The government’s proposal is likely to prove more attractive than local schemes because it will allow staff to reduce contributions and therefore their tax payments while staying within the NHS scheme, which they can’t do at present.
York Teaching Hospital NHS Foundation Trust, which had set up a staff retention scheme whereby employees could receive 50% of the employer’s pension contribution as salary, told The BMJ that it had suspended this offer “pending a national solution” in the wake of the government’s announcement.
But Northumbria Healthcare NHS Foundation Trust, which has a similar scheme in place, said it would maintain its scheme and consult affected staff on “the best way forward” when the national solution comes into force.
Pressure on workforce
The pensions crisis has increased pressure on an already overstretched workforce. The most recent survey by the BMA earlier this month found that, of 6170 respondents, 42% of GPs and 30% of consultants had reduced their working hours because of pension tax charges.6 A major stumbling block is the “taper” that was introduced in 2016, which effectively means that as earnings go up the amount of money that can be saved in a pension tax free goes down.
Royal Cornwall Hospitals NHS Trust, another organisation that is considering how to make pay and working arrangements more flexible, said it had been forced to use agency staff to cover gaps because of staff reducing their hours as a result of pension tax charges.

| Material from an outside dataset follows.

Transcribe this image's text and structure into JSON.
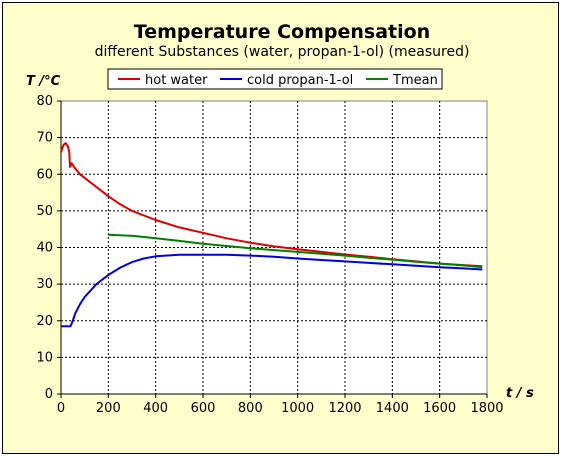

O’Dwyer-Cunliffe said, “The fact is that the NHS relies on quite a considerable amount of overtime work from senior staff, and the operation of the taper has put that at risk. There will always be a risk—where capacity is significantly reduced—that one short term way to plug that gap is by paying high rates for temporary staff.”
He added, “It’s not just about money or plugging gaps or filling rotas, it’s about the positive that a substantive and experienced staff bring to an entire team.”
Provider trusts are also concerned that the government’s scheme will not apply to senior managers as well as to clinicians, which O’Dwyer-Cunliffe called “a real case of inequity.”
Even among the medical profession there remains a belief that while the government’s action is welcome, the problems will endure until the Treasury commits to wider pension tax reform.
After the government’s announcement, the BMA’s chair of council, Chaand Nagpaul, said, “The new proposed flexibilities will provide short term relief for many doctors, but they themselves do not tackle the core and underlying problem. This lies in tax reform. And as we have said before, it is the overhaul of the annual allowance and tapered annual allowance that will make a difference to all doctors, including consultants, GPs, and medics in the armed forces.”
NHS Providers sounded a similar note. “We need to see the detail of the consultation, but this proposed solution may not wipe out the problem completely,” said O’Dwyer-Cunliffe. “A change to the operation of the annual allowance taper would have a much larger impact.”
Patrick Bloomfield, a partner at the pensions consultancy firm Hymans Robertson, said the issue had shown that the UK’s “malfunctioning pension tax system” needed to be simplified.